Tips and tricks for refining your search terms
- In order to use term refinement in literature search effectively, it is important that understand the basics of the medical device technology before starting your literature review. If you are not familiar with the meaning and related topics of the tech you are searching for, missing several keywords is only natural. It can be challenging to find relevant articles because there may not be enough information available on certain topics or issues within an article.
- Use a wide variety of keywords in different combinations. This is important because different databases will produce different results for the same keyword, so it’s best to use as many different terms as possible. For example, if you’re researching for ‘teaching’, using only one or two keywords will mean that you miss out on lots of relevant material.

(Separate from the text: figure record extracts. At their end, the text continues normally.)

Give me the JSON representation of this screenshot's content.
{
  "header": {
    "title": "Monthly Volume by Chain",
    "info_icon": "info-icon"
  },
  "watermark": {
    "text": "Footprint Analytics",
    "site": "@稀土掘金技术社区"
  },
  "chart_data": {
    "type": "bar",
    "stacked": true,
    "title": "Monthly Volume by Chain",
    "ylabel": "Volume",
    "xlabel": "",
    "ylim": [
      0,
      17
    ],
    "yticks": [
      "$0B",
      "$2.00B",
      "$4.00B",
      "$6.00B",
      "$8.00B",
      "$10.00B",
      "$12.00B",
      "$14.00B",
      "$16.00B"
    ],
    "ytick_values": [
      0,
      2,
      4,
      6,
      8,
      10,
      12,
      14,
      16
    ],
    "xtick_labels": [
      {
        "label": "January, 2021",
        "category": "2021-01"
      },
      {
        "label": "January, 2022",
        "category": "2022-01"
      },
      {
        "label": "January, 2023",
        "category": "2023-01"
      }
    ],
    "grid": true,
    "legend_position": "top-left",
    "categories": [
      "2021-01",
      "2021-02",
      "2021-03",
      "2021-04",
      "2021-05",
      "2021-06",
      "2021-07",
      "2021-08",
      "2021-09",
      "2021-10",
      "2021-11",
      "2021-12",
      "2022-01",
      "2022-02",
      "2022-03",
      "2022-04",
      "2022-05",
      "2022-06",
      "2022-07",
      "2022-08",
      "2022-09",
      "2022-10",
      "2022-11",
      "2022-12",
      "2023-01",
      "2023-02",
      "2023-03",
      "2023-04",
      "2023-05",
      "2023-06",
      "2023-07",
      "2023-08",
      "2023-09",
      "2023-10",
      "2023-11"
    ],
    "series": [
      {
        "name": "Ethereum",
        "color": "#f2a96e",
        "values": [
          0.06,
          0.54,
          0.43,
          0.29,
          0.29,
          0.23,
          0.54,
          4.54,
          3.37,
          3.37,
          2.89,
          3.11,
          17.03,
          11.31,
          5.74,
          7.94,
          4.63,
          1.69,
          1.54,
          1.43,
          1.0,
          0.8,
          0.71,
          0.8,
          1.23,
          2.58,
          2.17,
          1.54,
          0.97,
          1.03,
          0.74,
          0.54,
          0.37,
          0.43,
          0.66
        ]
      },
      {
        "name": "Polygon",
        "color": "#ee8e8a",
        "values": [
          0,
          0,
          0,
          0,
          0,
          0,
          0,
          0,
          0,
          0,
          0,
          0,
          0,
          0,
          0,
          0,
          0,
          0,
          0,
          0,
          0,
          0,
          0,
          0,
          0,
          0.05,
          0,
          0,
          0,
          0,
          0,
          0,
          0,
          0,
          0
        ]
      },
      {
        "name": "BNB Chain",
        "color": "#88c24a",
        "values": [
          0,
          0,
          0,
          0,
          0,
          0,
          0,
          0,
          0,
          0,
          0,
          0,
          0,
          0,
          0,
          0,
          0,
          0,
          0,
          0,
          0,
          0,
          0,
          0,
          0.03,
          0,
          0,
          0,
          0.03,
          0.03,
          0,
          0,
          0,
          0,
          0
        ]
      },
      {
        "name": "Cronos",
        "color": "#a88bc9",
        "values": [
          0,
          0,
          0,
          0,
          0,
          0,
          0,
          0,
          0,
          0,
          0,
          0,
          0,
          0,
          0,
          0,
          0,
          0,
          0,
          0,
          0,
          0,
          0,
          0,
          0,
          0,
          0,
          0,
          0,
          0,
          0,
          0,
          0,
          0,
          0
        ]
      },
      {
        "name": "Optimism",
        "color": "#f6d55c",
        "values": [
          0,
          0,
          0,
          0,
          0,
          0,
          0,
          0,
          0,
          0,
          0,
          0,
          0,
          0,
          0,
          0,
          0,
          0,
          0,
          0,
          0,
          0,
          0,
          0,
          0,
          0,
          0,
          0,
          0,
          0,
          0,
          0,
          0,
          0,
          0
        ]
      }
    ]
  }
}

- For each database, you can search each team independently and in a phrase or cluster. You can also determine whether you want articles with several keywords or just having one would do. When you enter more than one word and connect them by an “and”, it is called Boolean logic (or AND logic). This means that when you search for two words together, all results must contain both words for them to appear in your results list. Similarly, if you want to use three words together (AND logic), all three words must appear in all results for them to appear in your results list. On the other hand, if you only want one of these words in each result – then OR logic is needed, for example, cancer OR cancer cell growth reduction OR cancer cell RNA modification.
- Explore several databases if you’re not finding what you need in one place – there’s no point in wasting time reading through hundreds of articles if none of them is relevant!
- Identify potential sources which would otherwise be missed by focusing on the subject area rather than the specific topic (e.g., ‘learning’ rather than ‘students at risk’).
- Add some limits to get more specific results. For example, some databases will allow you to limit time (by years); others will let you choose the type (published, thesis, etc.). For example, you may want to restrict your results to a specific date range or language. You can do this by clicking on ‘Refine’ or ‘Filters’ at the top of the screen and then ticking whichever options apply to your search. You can also use these tools to restrict your searches by geographic location or issue number.
- The next step is refining your search subject headings. This is where you narrow down what you’re looking for so that it matches with only one topic area, not several at once.
- Find articles that have been cited. You should be able to add this limit in most databases. Cited literature means you can use that paper to find other similar articles.
- Use variant endings to your search words. For example, if you are searching for “neonatal disorders” but do not find anything relevant, try searching with one or more of these endings: “neonatal dis*,” “neonatal disorders+*” and “neonatal disorder?” The asterisk (*) is a wildcard, meaning that any letter or number can replace it. Thus it will match both singular and plural forms of words as well as words that have letters replaced by numbers.